Program yang dilaksanakan secara kolaboratif ini juga bertujuan untuk mempromosikan praktik agroforestri kakao sebagai upaya mitigasi dan adaptasi perubahan iklim, sekaligus meningkatkan mata pencaharian petani.

baca : Mengenal Cocoa Doctor, Petani Kakao Penggerak di Sulawesi

 

Praktik agroforestri kakao, melalui penanaman tanaman pengganti berupa tanaman keras dan semusim, sebagai upaya mitigasi dan adaptasi perubahan iklim, sekaligus meningkatkan mata pencaharian petani. Foto: Mars

 

Menurut Choo, program ACTIVE ini dirancang berdasarkan bukti yang dikumpulkan oleh Mars dan I4DI selama periode enam tahun, yang diharapkan dapat membekali petani dan keluarga mereka dengan model bisnis alternatif dan melaksanakan praktik yang menjanjikan untuk meningkatkan ketahanan terhadap iklim dan pendapatan rumah tangga.
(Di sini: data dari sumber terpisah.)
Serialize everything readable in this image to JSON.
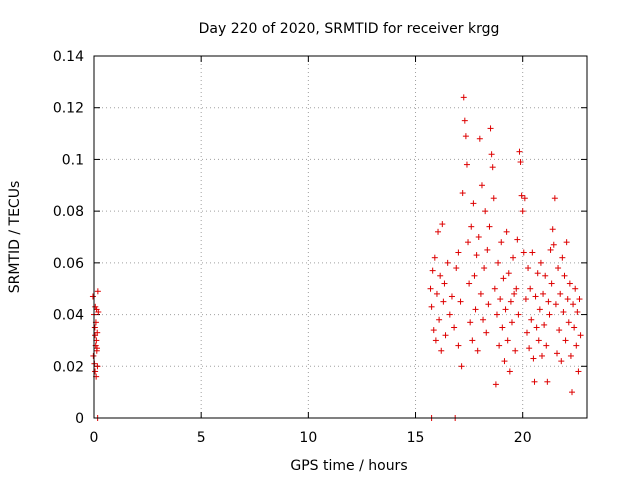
{
  "chart_data": {
    "type": "scatter",
    "title": "Day 220 of 2020, SRMTID for receiver krgg",
    "xlabel": "GPS time / hours",
    "ylabel": "SRMTID / TECUs",
    "xlim": [
      0,
      23
    ],
    "ylim": [
      0,
      0.14
    ],
    "x_ticks": [
      0,
      5,
      10,
      15,
      20
    ],
    "x_tick_labels": [
      "0",
      "5",
      "10",
      "15",
      "20"
    ],
    "y_ticks": [
      0,
      0.02,
      0.04,
      0.06,
      0.08,
      0.1,
      0.12,
      0.14
    ],
    "y_tick_labels": [
      "0",
      "0.02",
      "0.04",
      "0.06",
      "0.08",
      "0.1",
      "0.12",
      "0.14"
    ],
    "grid": true,
    "marker": "+",
    "color": "#dd0000",
    "series": [
      {
        "name": "SRMTID",
        "points": [
          [
            -0.05,
            0.047
          ],
          [
            -0.03,
            0.024
          ],
          [
            0.0,
            0.04
          ],
          [
            0.02,
            0.021
          ],
          [
            0.04,
            0.035
          ],
          [
            0.05,
            0.018
          ],
          [
            0.06,
            0.043
          ],
          [
            0.08,
            0.028
          ],
          [
            0.09,
            0.037
          ],
          [
            0.1,
            0.016
          ],
          [
            0.12,
            0.042
          ],
          [
            0.13,
            0.026
          ],
          [
            0.15,
            0.033
          ],
          [
            0.16,
            0.02
          ],
          [
            0.18,
            0.049
          ],
          [
            0.2,
            0.041
          ],
          [
            0.05,
            0.032
          ],
          [
            0.11,
            0.03
          ],
          [
            0.14,
            0.027
          ],
          [
            0.17,
            0.0
          ],
          [
            15.75,
            0.0
          ],
          [
            16.85,
            0.0
          ],
          [
            15.7,
            0.05
          ],
          [
            15.75,
            0.043
          ],
          [
            15.8,
            0.057
          ],
          [
            15.85,
            0.034
          ],
          [
            15.9,
            0.062
          ],
          [
            15.95,
            0.03
          ],
          [
            16.0,
            0.048
          ],
          [
            16.05,
            0.072
          ],
          [
            16.1,
            0.038
          ],
          [
            16.15,
            0.055
          ],
          [
            16.2,
            0.026
          ],
          [
            16.25,
            0.075
          ],
          [
            16.3,
            0.045
          ],
          [
            16.35,
            0.052
          ],
          [
            16.4,
            0.032
          ],
          [
            16.5,
            0.06
          ],
          [
            16.6,
            0.04
          ],
          [
            16.7,
            0.047
          ],
          [
            16.8,
            0.035
          ],
          [
            16.9,
            0.058
          ],
          [
            17.0,
            0.028
          ],
          [
            17.0,
            0.064
          ],
          [
            17.1,
            0.045
          ],
          [
            17.15,
            0.02
          ],
          [
            17.2,
            0.087
          ],
          [
            17.25,
            0.124
          ],
          [
            17.3,
            0.115
          ],
          [
            17.35,
            0.109
          ],
          [
            17.4,
            0.098
          ],
          [
            17.45,
            0.068
          ],
          [
            17.5,
            0.052
          ],
          [
            17.55,
            0.037
          ],
          [
            17.6,
            0.074
          ],
          [
            17.65,
            0.03
          ],
          [
            17.7,
            0.083
          ],
          [
            17.75,
            0.055
          ],
          [
            17.8,
            0.042
          ],
          [
            17.85,
            0.063
          ],
          [
            17.9,
            0.026
          ],
          [
            17.95,
            0.07
          ],
          [
            18.0,
            0.108
          ],
          [
            18.05,
            0.048
          ],
          [
            18.1,
            0.09
          ],
          [
            18.15,
            0.038
          ],
          [
            18.2,
            0.058
          ],
          [
            18.25,
            0.08
          ],
          [
            18.3,
            0.033
          ],
          [
            18.35,
            0.065
          ],
          [
            18.4,
            0.044
          ],
          [
            18.45,
            0.074
          ],
          [
            18.5,
            0.112
          ],
          [
            18.55,
            0.102
          ],
          [
            18.6,
            0.097
          ],
          [
            18.65,
            0.085
          ],
          [
            18.7,
            0.05
          ],
          [
            18.75,
            0.013
          ],
          [
            18.8,
            0.04
          ],
          [
            18.85,
            0.06
          ],
          [
            18.9,
            0.028
          ],
          [
            18.95,
            0.046
          ],
          [
            19.0,
            0.068
          ],
          [
            19.05,
            0.035
          ],
          [
            19.1,
            0.054
          ],
          [
            19.15,
            0.022
          ],
          [
            19.2,
            0.042
          ],
          [
            19.25,
            0.072
          ],
          [
            19.3,
            0.03
          ],
          [
            19.35,
            0.056
          ],
          [
            19.4,
            0.018
          ],
          [
            19.45,
            0.045
          ],
          [
            19.5,
            0.037
          ],
          [
            19.55,
            0.062
          ],
          [
            19.6,
            0.048
          ],
          [
            19.65,
            0.026
          ],
          [
            19.7,
            0.05
          ],
          [
            19.75,
            0.069
          ],
          [
            19.8,
            0.04
          ],
          [
            19.85,
            0.103
          ],
          [
            19.9,
            0.099
          ],
          [
            19.95,
            0.086
          ],
          [
            20.0,
            0.08
          ],
          [
            20.05,
            0.064
          ],
          [
            20.1,
            0.085
          ],
          [
            20.15,
            0.046
          ],
          [
            20.2,
            0.033
          ],
          [
            20.25,
            0.058
          ],
          [
            20.3,
            0.027
          ],
          [
            20.35,
            0.05
          ],
          [
            20.4,
            0.038
          ],
          [
            20.45,
            0.064
          ],
          [
            20.5,
            0.023
          ],
          [
            20.55,
            0.014
          ],
          [
            20.6,
            0.047
          ],
          [
            20.65,
            0.035
          ],
          [
            20.7,
            0.056
          ],
          [
            20.75,
            0.03
          ],
          [
            20.8,
            0.042
          ],
          [
            20.85,
            0.06
          ],
          [
            20.9,
            0.024
          ],
          [
            20.95,
            0.048
          ],
          [
            21.0,
            0.036
          ],
          [
            21.05,
            0.055
          ],
          [
            21.1,
            0.028
          ],
          [
            21.15,
            0.014
          ],
          [
            21.2,
            0.045
          ],
          [
            21.25,
            0.04
          ],
          [
            21.3,
            0.065
          ],
          [
            21.35,
            0.052
          ],
          [
            21.4,
            0.073
          ],
          [
            21.45,
            0.067
          ],
          [
            21.5,
            0.085
          ],
          [
            21.55,
            0.044
          ],
          [
            21.6,
            0.025
          ],
          [
            21.65,
            0.058
          ],
          [
            21.7,
            0.034
          ],
          [
            21.75,
            0.048
          ],
          [
            21.8,
            0.022
          ],
          [
            21.85,
            0.062
          ],
          [
            21.9,
            0.041
          ],
          [
            21.95,
            0.055
          ],
          [
            22.0,
            0.03
          ],
          [
            22.05,
            0.068
          ],
          [
            22.1,
            0.046
          ],
          [
            22.15,
            0.037
          ],
          [
            22.2,
            0.052
          ],
          [
            22.25,
            0.024
          ],
          [
            22.3,
            0.01
          ],
          [
            22.35,
            0.044
          ],
          [
            22.4,
            0.035
          ],
          [
            22.45,
            0.05
          ],
          [
            22.5,
            0.028
          ],
          [
            22.55,
            0.041
          ],
          [
            22.6,
            0.018
          ],
          [
            22.65,
            0.046
          ],
          [
            22.7,
            0.032
          ]
        ]
      }
    ]
  }
}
“Melalui kemitraan dengan USAID dan I4DI, kami akan menguji dan mengidentifikasi pendekatan mana yang paling efektif untuk membantu petani mencapai pendapatan hidup yang berkelanjutan dan mewujudkan ekosistem kakao yang lebih beragam. Tujuannya, agar dapat menggunakan pembelajaran dalam program sebagai informasi dan cetak biru yang dapat ditingkatkan ke seluruh rantai pasokan untuk perubahan sistemik yang tahan lama,” jelasnya.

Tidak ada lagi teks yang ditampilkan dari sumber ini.